After all, how would they even email you back to tell you they deleted your data, if they deleted all records that include your email address?
andrewflnr2 days ago
I'm leaning toward incompetence on this one. Certainly if they were deliberately keeping his data against his will, it would be stupid to email him about it. The people responsible for deleting the account info probably deleted everything they knew about or had access to, but his email was also in some other database run by marketing or something. Or their databases are just overall horrifically denormalized and inconsistent.
(Of course, sufficiently advanced incompetence is indistinguishably from malice. Hard to say if that's applicable here.)
ecshafer2 days ago
So many databases are set up to "delete" a record by just marking the column is_deleted as true, and the record is not actually deleted.

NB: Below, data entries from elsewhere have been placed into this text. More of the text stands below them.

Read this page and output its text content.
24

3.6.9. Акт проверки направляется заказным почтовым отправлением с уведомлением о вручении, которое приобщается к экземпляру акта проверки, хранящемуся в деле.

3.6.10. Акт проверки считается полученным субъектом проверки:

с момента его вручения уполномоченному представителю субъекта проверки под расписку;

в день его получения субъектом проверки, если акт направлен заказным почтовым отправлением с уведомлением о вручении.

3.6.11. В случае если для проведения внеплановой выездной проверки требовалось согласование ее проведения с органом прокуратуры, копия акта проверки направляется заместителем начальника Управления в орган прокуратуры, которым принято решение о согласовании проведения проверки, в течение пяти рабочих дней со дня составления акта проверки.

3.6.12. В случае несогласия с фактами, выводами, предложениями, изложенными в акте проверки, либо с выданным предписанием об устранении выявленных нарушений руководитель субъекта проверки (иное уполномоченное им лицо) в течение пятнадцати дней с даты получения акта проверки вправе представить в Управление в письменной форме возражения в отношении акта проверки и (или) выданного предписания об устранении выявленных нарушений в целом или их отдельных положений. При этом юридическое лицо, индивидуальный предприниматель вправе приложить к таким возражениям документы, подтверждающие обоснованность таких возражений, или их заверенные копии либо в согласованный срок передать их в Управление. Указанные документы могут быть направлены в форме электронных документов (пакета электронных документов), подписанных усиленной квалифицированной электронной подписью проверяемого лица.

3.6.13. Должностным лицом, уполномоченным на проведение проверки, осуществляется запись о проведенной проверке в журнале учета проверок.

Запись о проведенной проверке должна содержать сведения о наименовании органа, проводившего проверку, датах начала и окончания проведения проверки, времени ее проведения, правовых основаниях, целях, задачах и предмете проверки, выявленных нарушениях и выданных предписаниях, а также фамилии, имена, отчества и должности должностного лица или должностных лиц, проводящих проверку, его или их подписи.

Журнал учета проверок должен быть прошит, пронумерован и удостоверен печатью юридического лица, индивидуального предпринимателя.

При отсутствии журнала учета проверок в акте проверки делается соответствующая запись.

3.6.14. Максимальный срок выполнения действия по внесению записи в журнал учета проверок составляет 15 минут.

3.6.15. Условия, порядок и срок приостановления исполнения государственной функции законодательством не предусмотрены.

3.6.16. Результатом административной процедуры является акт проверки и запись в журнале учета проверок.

Meaning a lot of deleted data is around on disk somewhere but just ignored in most queries.
kps2 days ago
From the headline I expected a startling breakthrough in physics.
geor9ea day ago
I immediately knew it was Raymond Chen just by the way the headline was worded, and the (microsoft.com).
petercooper2 days ago
The GDPR isn't mentioned, but as one of the more stringent privacy regulation regimes, its 'right to erasure' has all sorts of conditions attached to it where a customer might be told that all of their data has been deleted, but some legally has to be (or can be) stored.
For example, you can store a record that an erased user requested erasure so you can prove it later on if needed in a legal situation (article 17.3.e). Updating such users about legal policies that apply to such retained data may still be subject to would seem rather inane but I could easily believe it existing as a policy at companies adopting a very eager interpretation of the regulations.
- asadotzler2 days ago
  Can you claim to that user it is deleted when it is not just because you're holding onto it for legal reasons? I understand the need or requirement to hold some documents, but I don't understand how companies can lie to users claiming their information was deleted when it was not. IMO, they should be required to inform users what specific items were not deleted and the reasons for that.
  - petercooper2 days ago
    It's semantics, but one man's "lying" is another man's pragmatic, non-legalese customer-facing wording.

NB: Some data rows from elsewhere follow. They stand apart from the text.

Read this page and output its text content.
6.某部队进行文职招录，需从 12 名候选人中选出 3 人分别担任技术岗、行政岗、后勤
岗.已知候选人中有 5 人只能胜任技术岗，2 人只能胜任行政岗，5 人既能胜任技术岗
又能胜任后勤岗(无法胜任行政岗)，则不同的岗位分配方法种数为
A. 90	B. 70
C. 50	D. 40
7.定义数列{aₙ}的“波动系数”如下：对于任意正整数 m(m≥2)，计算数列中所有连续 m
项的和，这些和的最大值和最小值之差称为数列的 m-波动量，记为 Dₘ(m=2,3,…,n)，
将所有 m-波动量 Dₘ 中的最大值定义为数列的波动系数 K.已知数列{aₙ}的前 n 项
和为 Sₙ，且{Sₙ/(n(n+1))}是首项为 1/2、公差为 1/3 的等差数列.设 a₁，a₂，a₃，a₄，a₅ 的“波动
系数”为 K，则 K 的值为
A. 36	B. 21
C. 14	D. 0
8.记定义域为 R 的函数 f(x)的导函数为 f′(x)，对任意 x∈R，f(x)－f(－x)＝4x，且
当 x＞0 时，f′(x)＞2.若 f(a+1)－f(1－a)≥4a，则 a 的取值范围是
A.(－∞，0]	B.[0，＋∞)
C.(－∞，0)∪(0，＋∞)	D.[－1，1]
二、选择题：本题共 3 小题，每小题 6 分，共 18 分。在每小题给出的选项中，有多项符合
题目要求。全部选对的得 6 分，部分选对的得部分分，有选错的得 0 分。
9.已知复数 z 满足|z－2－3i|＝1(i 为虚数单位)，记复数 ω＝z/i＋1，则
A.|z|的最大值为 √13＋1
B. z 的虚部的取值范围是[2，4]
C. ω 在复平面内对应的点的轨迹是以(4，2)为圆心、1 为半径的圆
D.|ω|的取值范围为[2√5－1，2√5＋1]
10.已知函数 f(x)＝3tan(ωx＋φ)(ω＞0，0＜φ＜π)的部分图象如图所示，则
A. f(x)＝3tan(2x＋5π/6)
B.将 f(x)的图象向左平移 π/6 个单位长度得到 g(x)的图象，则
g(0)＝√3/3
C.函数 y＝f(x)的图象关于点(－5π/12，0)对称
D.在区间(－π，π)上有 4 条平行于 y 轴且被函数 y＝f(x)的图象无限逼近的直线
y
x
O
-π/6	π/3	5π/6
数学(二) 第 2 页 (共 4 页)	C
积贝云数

    For example "Your personal information has been deleted" versus the potentially much messier truth, which might involve citing the GDPR, mentioning that for accounting reasons you have to maintain their details on invoices, areas of your financial auditing process, that you're maintaining a record of their request to delete the account, and so on and so forth.
    JohnFen2 days ago
    No, it's lying. If they say your data has been deleted without a qualifier that some of it remains undeleted (regardless of the reason), that's just a straight-up lie because their statement is factually untrue and they know it.

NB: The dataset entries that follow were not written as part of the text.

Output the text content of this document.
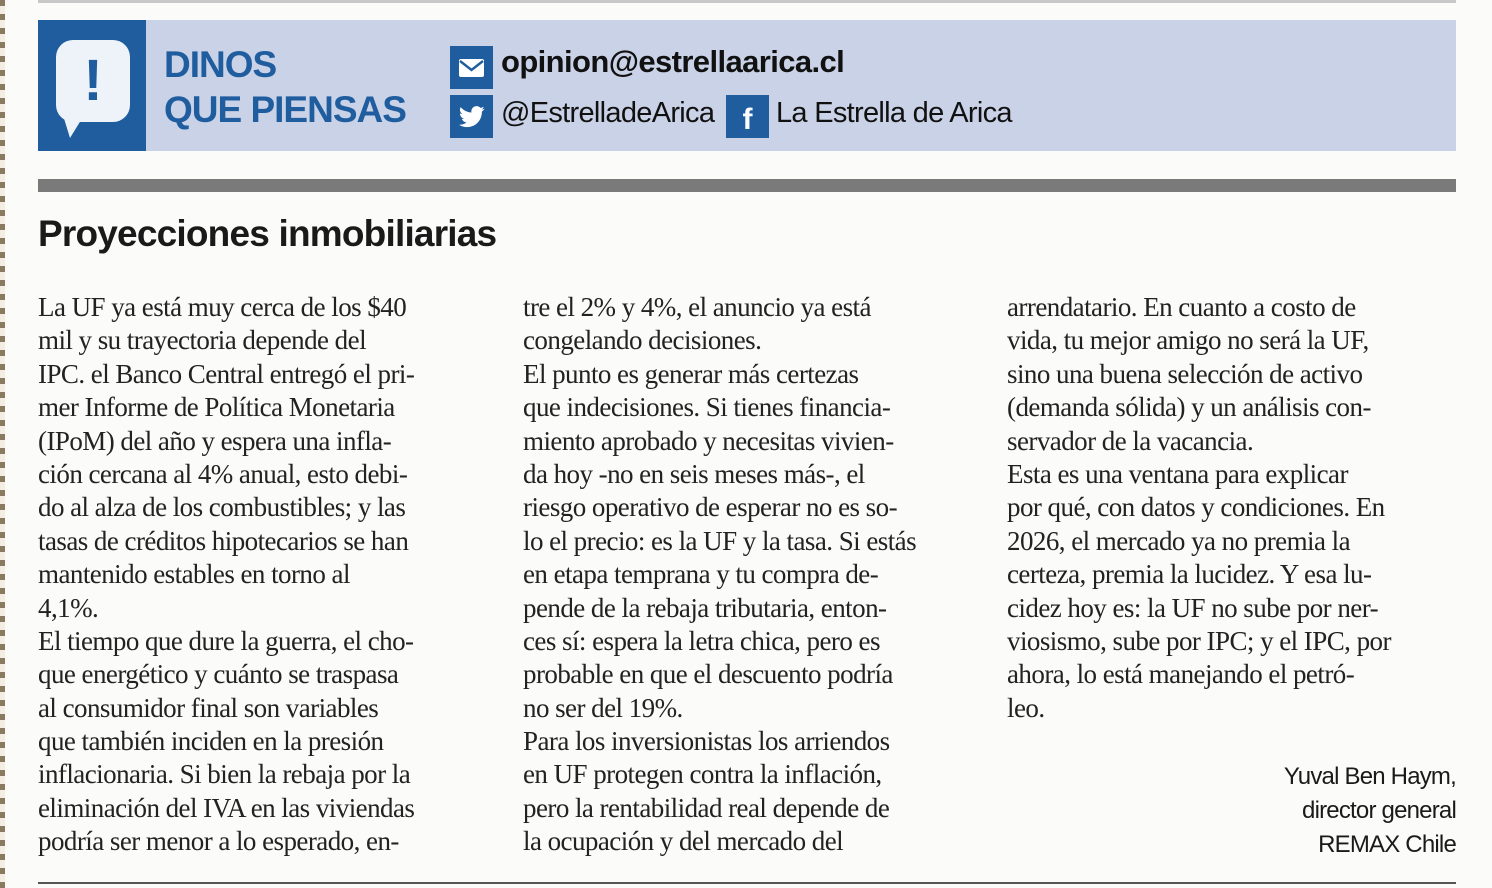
!	DINOS
QUE PIENSAS
opinion@estrellaarica.cl
@EstrelladeArica f La Estrella de Arica
Proyecciones inmobiliarias
La UF ya está muy cerca de los $40
mil y su trayectoria depende del
IPC. el Banco Central entregó el pri-
mer Informe de Política Monetaria
(IPoM) del año y espera una infla-
ción cercana al 4% anual, esto debi-
do al alza de los combustibles; y las
tasas de créditos hipotecarios se han
mantenido estables en torno al
4,1%.
El tiempo que dure la guerra, el cho-
que energético y cuánto se traspasa
al consumidor final son variables
que también inciden en la presión
inflacionaria. Si bien la rebaja por la
eliminación del IVA en las viviendas
podría ser menor a lo esperado, en-
tre el 2% y 4%, el anuncio ya está
congelando decisiones.
El punto es generar más certezas
que indecisiones. Si tienes financia-
miento aprobado y necesitas vivien-
da hoy -no en seis meses más-, el
riesgo operativo de esperar no es so-
lo el precio: es la UF y la tasa. Si estás
en etapa temprana y tu compra de-
pende de la rebaja tributaria, enton-
ces sí: espera la letra chica, pero es
probable en que el descuento podría
no ser del 19%.
Para los inversionistas los arriendos
en UF protegen contra la inflación,
pero la rentabilidad real depende de
la ocupación y del mercado del
arrendatario. En cuanto a costo de
vida, tu mejor amigo no será la UF,
sino una buena selección de activo
(demanda sólida) y un análisis con-
servador de la vacancia.
Esta es una ventana para explicar
por qué, con datos y condiciones. En
2026, el mercado ya no premia la
certeza, premia la lucidez. Y esa lu-
cidez hoy es: la UF no sube por ner-
viosismo, sube por IPC; y el IPC, por
ahora, lo está manejando el petró-
leo.
Yuval Ben Haym,
director general
REMAX Chile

    They could tell the truth without going into the specific messy detail.
- xeonmc2 days ago
  “Right to erasure” may mean completely different things depending the kind of government you’re dealing with.
Mystery-Machine2 days ago
Interesting that this comes from a Microsoft employee...
- ghewgill2 days ago
  Raymond Chen happens to have worked for Microsoft for a long time, but he is an institution unto himself.